The eerie setting of a mannequin factory flooded with what sounds like an mbira is where we being our journey. As these faceless polymorphs are painted and assigned positions, numbers, and features that seem meaningless to us, they uncannily represent the loss and lack of identity for those who have had to flee from their homeland due to ethnic or religious persecution, prejudice, or genocide.
As Cyrille tells his story, a series of images are provided in various locations within the factory, reinforcing the imagery of the loneliness, lack of identity, and innumerability of the persons who must flee for their lives. This imagery utilizing the mannequins also speaks to the ease of making a mannequin–the ease of making a refugee. With the proper tools and money, machines–governments or ideologies–can be created to kill. Kill dreams. Kill aspirations. Kill ethnicities. Kill humanity.
Below are some screenshots of various points within the film where the mannequins strengthened the pathos of the message.
This image below captures the objectification that comes with being packed into freight. To be jam packed with people means to have most likely no room to move, stifling air, and a gradual loss in one’s grasp of freedom. These mannequins are placed in such a close proximity that visualize to an extent the compact settings the people are forced to bear if they want a chance at their freedom.
This shot below gives even more life to the words that already carry so much weight. Cyrille was holding onto the underside of a truck for so long that he contemplated welcoming his death by letting go. The mannequins’ hands are open and dangling, limp and resting. Though these arms may hang freely from the hinges and hooks that hold them up, had Cyrille allowed his hands to rest he would have met his fate on the pavement.
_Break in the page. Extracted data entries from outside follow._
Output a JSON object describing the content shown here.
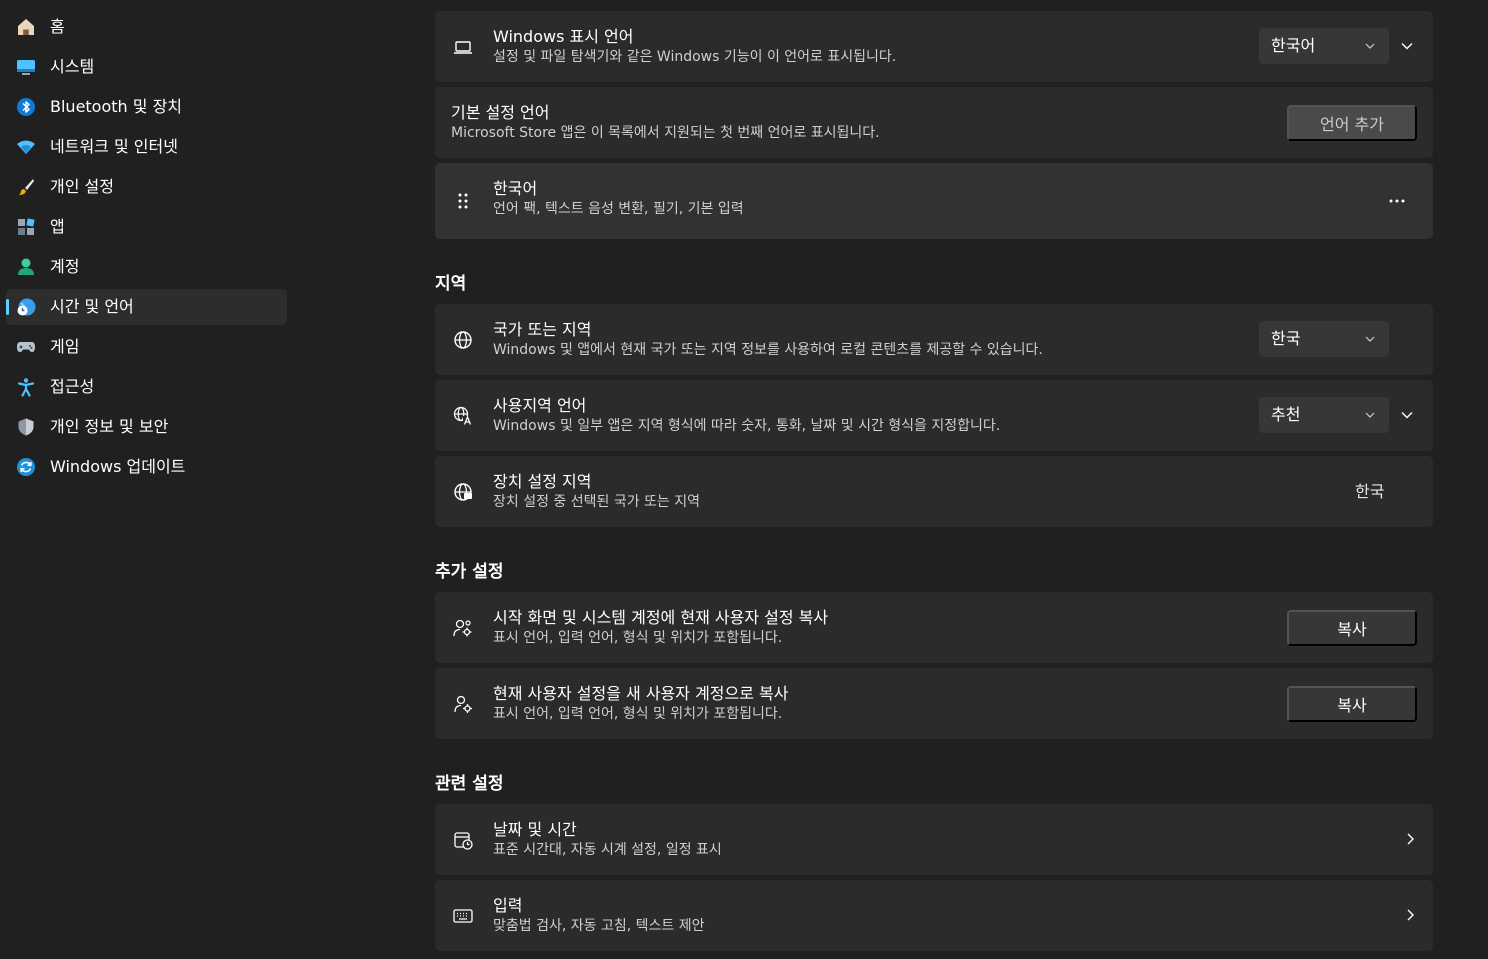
{
  "sidebar": {
    "items": [
      {
        "label": "홈"
      },
      {
        "label": "시스템"
      },
      {
        "label": "Bluetooth 및 장치"
      },
      {
        "label": "네트워크 및 인터넷"
      },
      {
        "label": "개인 설정"
      },
      {
        "label": "앱"
      },
      {
        "label": "계정"
      },
      {
        "label": "시간 및 언어"
      },
      {
        "label": "게임"
      },
      {
        "label": "접근성"
      },
      {
        "label": "개인 정보 및 보안"
      },
      {
        "label": "Windows 업데이트"
      }
    ],
    "active_item": "시간 및 언어"
  },
  "language": {
    "display": {
      "title": "Windows 표시 언어",
      "subtitle": "설정 및 파일 탐색기와 같은 Windows 기능이 이 언어로 표시됩니다.",
      "value": "한국어"
    },
    "preferred": {
      "title": "기본 설정 언어",
      "subtitle": "Microsoft Store 앱은 이 목록에서 지원되는 첫 번째 언어로 표시됩니다.",
      "button": "언어 추가"
    },
    "korean": {
      "title": "한국어",
      "subtitle": "언어 팩, 텍스트 음성 변환, 필기, 기본 입력"
    }
  },
  "region": {
    "heading": "지역",
    "country": {
      "title": "국가 또는 지역",
      "subtitle": "Windows 및 앱에서 현재 국가 또는 지역 정보를 사용하여 로컬 콘텐츠를 제공할 수 있습니다.",
      "value": "한국"
    },
    "format": {
      "title": "사용지역 언어",
      "subtitle": "Windows 및 일부 앱은 지역 형식에 따라 숫자, 통화, 날짜 및 시간 형식을 지정합니다.",
      "value": "추천"
    },
    "device": {
      "title": "장치 설정 지역",
      "subtitle": "장치 설정 중 선택된 국가 또는 지역",
      "value": "한국"
    }
  },
  "additional": {
    "heading": "추가 설정",
    "copy_welcome": {
      "title": "시작 화면 및 시스템 계정에 현재 사용자 설정 복사",
      "subtitle": "표시 언어, 입력 언어, 형식 및 위치가 포함됩니다.",
      "button": "복사"
    },
    "copy_new": {
      "title": "현재 사용자 설정을 새 사용자 계정으로 복사",
      "subtitle": "표시 언어, 입력 언어, 형식 및 위치가 포함됩니다.",
      "button": "복사"
    }
  },
  "related": {
    "heading": "관련 설정",
    "datetime": {
      "title": "날짜 및 시간",
      "subtitle": "표준 시간대, 자동 시계 설정, 일정 표시"
    },
    "typing": {
      "title": "입력",
      "subtitle": "맞춤법 검사, 자동 고침, 텍스트 제안"
    }
  },
  "colors": {
    "accent": "#60cdff",
    "background": "#202020",
    "card": "#2b2b2b"
  }
}
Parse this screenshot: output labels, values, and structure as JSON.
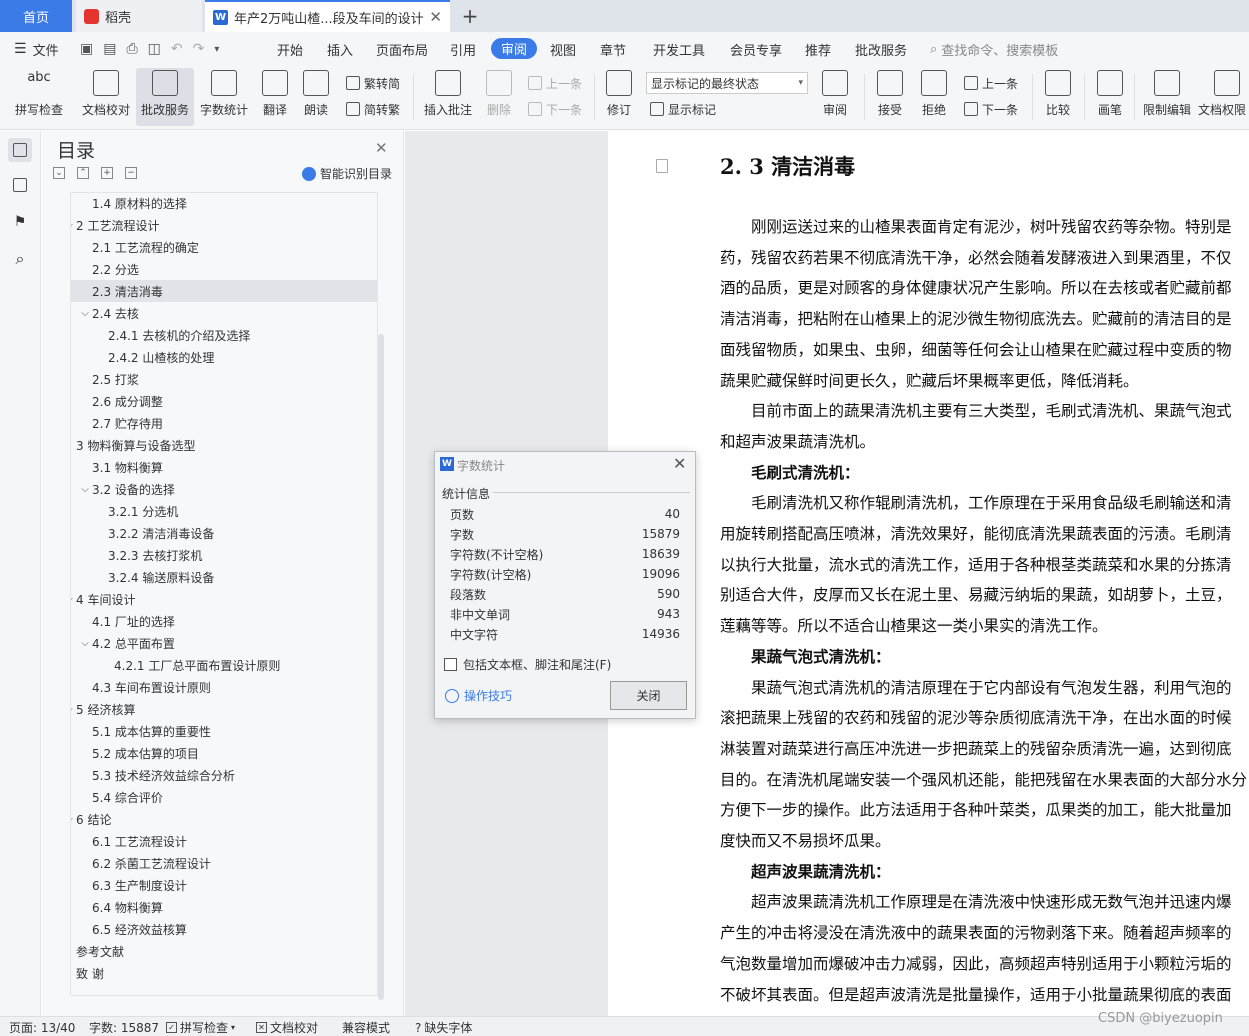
{
  "tabs": {
    "home": "首页",
    "daoke": "稻壳",
    "document": "年产2万吨山楂...段及车间的设计"
  },
  "menu": {
    "file": "文件",
    "items": [
      "开始",
      "插入",
      "页面布局",
      "引用",
      "审阅",
      "视图",
      "章节",
      "开发工具",
      "会员专享",
      "推荐",
      "批改服务"
    ],
    "active": "审阅",
    "search": "查找命令、搜索模板"
  },
  "ribbon": {
    "spell_check": "拼写检查",
    "doc_check": "文档校对",
    "review_service": "批改服务",
    "word_count": "字数统计",
    "translate": "翻译",
    "read_aloud": "朗读",
    "trad_convert": "繁转简",
    "simp_convert": "简转繁",
    "insert_comment": "插入批注",
    "delete": "删除",
    "prev": "上一条",
    "next": "下一条",
    "track_changes": "修订",
    "markup_select": "显示标记的最终状态",
    "show_markup": "显示标记",
    "review": "审阅",
    "accept": "接受",
    "reject": "拒绝",
    "prev2": "上一条",
    "next2": "下一条",
    "compare": "比较",
    "pen": "画笔",
    "restrict_edit": "限制编辑",
    "doc_permission": "文档权限"
  },
  "toc": {
    "title": "目录",
    "smart": "智能识别目录",
    "items": [
      {
        "text": "1.4 原材料的选择",
        "level": 2
      },
      {
        "text": "2 工艺流程设计",
        "level": 1,
        "arrow": "v"
      },
      {
        "text": "2.1 工艺流程的确定",
        "level": 2
      },
      {
        "text": "2.2 分选",
        "level": 2
      },
      {
        "text": "2.3 清洁消毒",
        "level": 2,
        "selected": true
      },
      {
        "text": "2.4 去核",
        "level": 2,
        "arrow": "v"
      },
      {
        "text": "2.4.1 去核机的介绍及选择",
        "level": 3
      },
      {
        "text": "2.4.2 山楂核的处理",
        "level": 3
      },
      {
        "text": "2.5 打浆",
        "level": 2
      },
      {
        "text": "2.6 成分调整",
        "level": 2
      },
      {
        "text": "2.7 贮存待用",
        "level": 2
      },
      {
        "text": "3  物料衡算与设备选型",
        "level": 1,
        "arrow": ">"
      },
      {
        "text": "3.1 物料衡算",
        "level": 2
      },
      {
        "text": "3.2 设备的选择",
        "level": 2,
        "arrow": "v"
      },
      {
        "text": "3.2.1 分选机",
        "level": 3
      },
      {
        "text": "3.2.2 清洁消毒设备",
        "level": 3
      },
      {
        "text": "3.2.3 去核打浆机",
        "level": 3
      },
      {
        "text": "3.2.4 输送原料设备",
        "level": 3
      },
      {
        "text": "4 车间设计",
        "level": 1,
        "arrow": "v"
      },
      {
        "text": "4.1  厂址的选择",
        "level": 2
      },
      {
        "text": "4.2  总平面布置",
        "level": 2,
        "arrow": "v"
      },
      {
        "text": "4.2.1 工厂总平面布置设计原则",
        "level": 4
      },
      {
        "text": "4.3  车间布置设计原则",
        "level": 2
      },
      {
        "text": "5 经济核算",
        "level": 1,
        "arrow": "v"
      },
      {
        "text": "5.1 成本估算的重要性",
        "level": 2
      },
      {
        "text": "5.2 成本估算的项目",
        "level": 2
      },
      {
        "text": "5.3 技术经济效益综合分析",
        "level": 2
      },
      {
        "text": "5.4 综合评价",
        "level": 2
      },
      {
        "text": "6 结论",
        "level": 1,
        "arrow": "v"
      },
      {
        "text": "6.1 工艺流程设计",
        "level": 2
      },
      {
        "text": "6.2 杀菌工艺流程设计",
        "level": 2
      },
      {
        "text": "6.3 生产制度设计",
        "level": 2
      },
      {
        "text": "6.4 物料衡算",
        "level": 2
      },
      {
        "text": "6.5 经济效益核算",
        "level": 2
      },
      {
        "text": "参考文献",
        "level": 1
      },
      {
        "text": "致    谢",
        "level": 1
      }
    ]
  },
  "document": {
    "heading": "2. 3 清洁消毒",
    "lines": [
      {
        "text": "　　刚刚运送过来的山楂果表面肯定有泥沙，树叶残留农药等杂物。特别是",
        "bold": false
      },
      {
        "text": "药，残留农药若果不彻底清洗干净，必然会随着发酵液进入到果酒里，不仅",
        "bold": false
      },
      {
        "text": "酒的品质，更是对顾客的身体健康状况产生影响。所以在去核或者贮藏前都",
        "bold": false
      },
      {
        "text": "清洁消毒，把粘附在山楂果上的泥沙微生物彻底洗去。贮藏前的清洁目的是",
        "bold": false
      },
      {
        "text": "面残留物质，如果虫、虫卵，细菌等任何会让山楂果在贮藏过程中变质的物",
        "bold": false
      },
      {
        "text": "蔬果贮藏保鲜时间更长久，贮藏后坏果概率更低，降低消耗。",
        "bold": false
      },
      {
        "text": "　　目前市面上的蔬果清洗机主要有三大类型，毛刷式清洗机、果蔬气泡式",
        "bold": false
      },
      {
        "text": "和超声波果蔬清洗机。",
        "bold": false
      },
      {
        "text": "　　毛刷式清洗机：",
        "bold": true
      },
      {
        "text": "　　毛刷清洗机又称作辊刷清洗机，工作原理在于采用食品级毛刷输送和清",
        "bold": false
      },
      {
        "text": "用旋转刷搭配高压喷淋，清洗效果好，能彻底清洗果蔬表面的污渍。毛刷清",
        "bold": false
      },
      {
        "text": "以执行大批量，流水式的清洗工作，适用于各种根茎类蔬菜和水果的分拣清",
        "bold": false
      },
      {
        "text": "别适合大件，皮厚而又长在泥土里、易藏污纳垢的果蔬，如胡萝卜，土豆，",
        "bold": false
      },
      {
        "text": "莲藕等等。所以不适合山楂果这一类小果实的清洗工作。",
        "bold": false
      },
      {
        "text": "　　果蔬气泡式清洗机：",
        "bold": true
      },
      {
        "text": "　　果蔬气泡式清洗机的清洁原理在于它内部设有气泡发生器，利用气泡的",
        "bold": false
      },
      {
        "text": "滚把蔬果上残留的农药和残留的泥沙等杂质彻底清洗干净，在出水面的时候",
        "bold": false
      },
      {
        "text": "淋装置对蔬菜进行高压冲洗进一步把蔬菜上的残留杂质清洗一遍，达到彻底",
        "bold": false
      },
      {
        "text": "目的。在清洗机尾端安装一个强风机还能，能把残留在水果表面的大部分水分",
        "bold": false
      },
      {
        "text": "方便下一步的操作。此方法适用于各种叶菜类，瓜果类的加工，能大批量加",
        "bold": false
      },
      {
        "text": "度快而又不易损坏瓜果。",
        "bold": false
      },
      {
        "text": "　　超声波果蔬清洗机：",
        "bold": true
      },
      {
        "text": "　　超声波果蔬清洗机工作原理是在清洗液中快速形成无数气泡并迅速内爆",
        "bold": false
      },
      {
        "text": "产生的冲击将浸没在清洗液中的蔬果表面的污物剥落下来。随着超声频率的",
        "bold": false
      },
      {
        "text": "气泡数量增加而爆破冲击力减弱，因此，高频超声特别适用于小颗粒污垢的",
        "bold": false
      },
      {
        "text": "不破坏其表面。但是超声波清洗是批量操作，适用于小批量蔬果彻底的表面",
        "bold": false
      }
    ]
  },
  "dialog": {
    "title": "字数统计",
    "group": "统计信息",
    "stats": [
      {
        "label": "页数",
        "value": "40"
      },
      {
        "label": "字数",
        "value": "15879"
      },
      {
        "label": "字符数(不计空格)",
        "value": "18639"
      },
      {
        "label": "字符数(计空格)",
        "value": "19096"
      },
      {
        "label": "段落数",
        "value": "590"
      },
      {
        "label": "非中文单词",
        "value": "943"
      },
      {
        "label": "中文字符",
        "value": "14936"
      }
    ],
    "checkbox": "包括文本框、脚注和尾注(F)",
    "tips": "操作技巧",
    "close": "关闭"
  },
  "status": {
    "page": "页面: 13/40",
    "words": "字数: 15887",
    "spell": "拼写检查",
    "doc_check": "文档校对",
    "compat": "兼容模式",
    "missing_font": "缺失字体"
  },
  "watermark": "CSDN @biyezuopin",
  "colors": {
    "accent": "#3b7be8",
    "tabbar": "#dfe3ea",
    "ribbon": "#f5f6f8"
  }
}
This image in the film not only shows the movement of the paper with the wind, but here Cyrille describes what was in his immediate memory as he awoke after falling to the ground the truck finally came to a halt. One thing jarring is that these signs are on cages. These signs translate to say inventory. This inventory alludes to the fact that a majority of these many people may come to meet their fate in holding cell, numbered, caged as to scratch away any indication of being a human being with agency over their current social status.
This mannequin has not been carved a full face, and even if it had, there are multitudes of others that will end up looking just like it. At this point, Cyrille describes being at the camp where those who have fled their various locales to seek freedom and better lives have been funneled into a numerical system of identification and all treated at subhuman value.
This final image is revealed when Cyrille discuss being a reject not only in his home country, but also in the new land where he seeks justice and a livelihood. This scene is accompanied by rhythmic drums, the drums resemble a marching sound. Marching to me and many others mean unison and commonality. This commonality is for hatred and the unrelenting glares from these mannequins convey that hatred and disgust with Cyrille’s (lack of) identity and entrance into their land.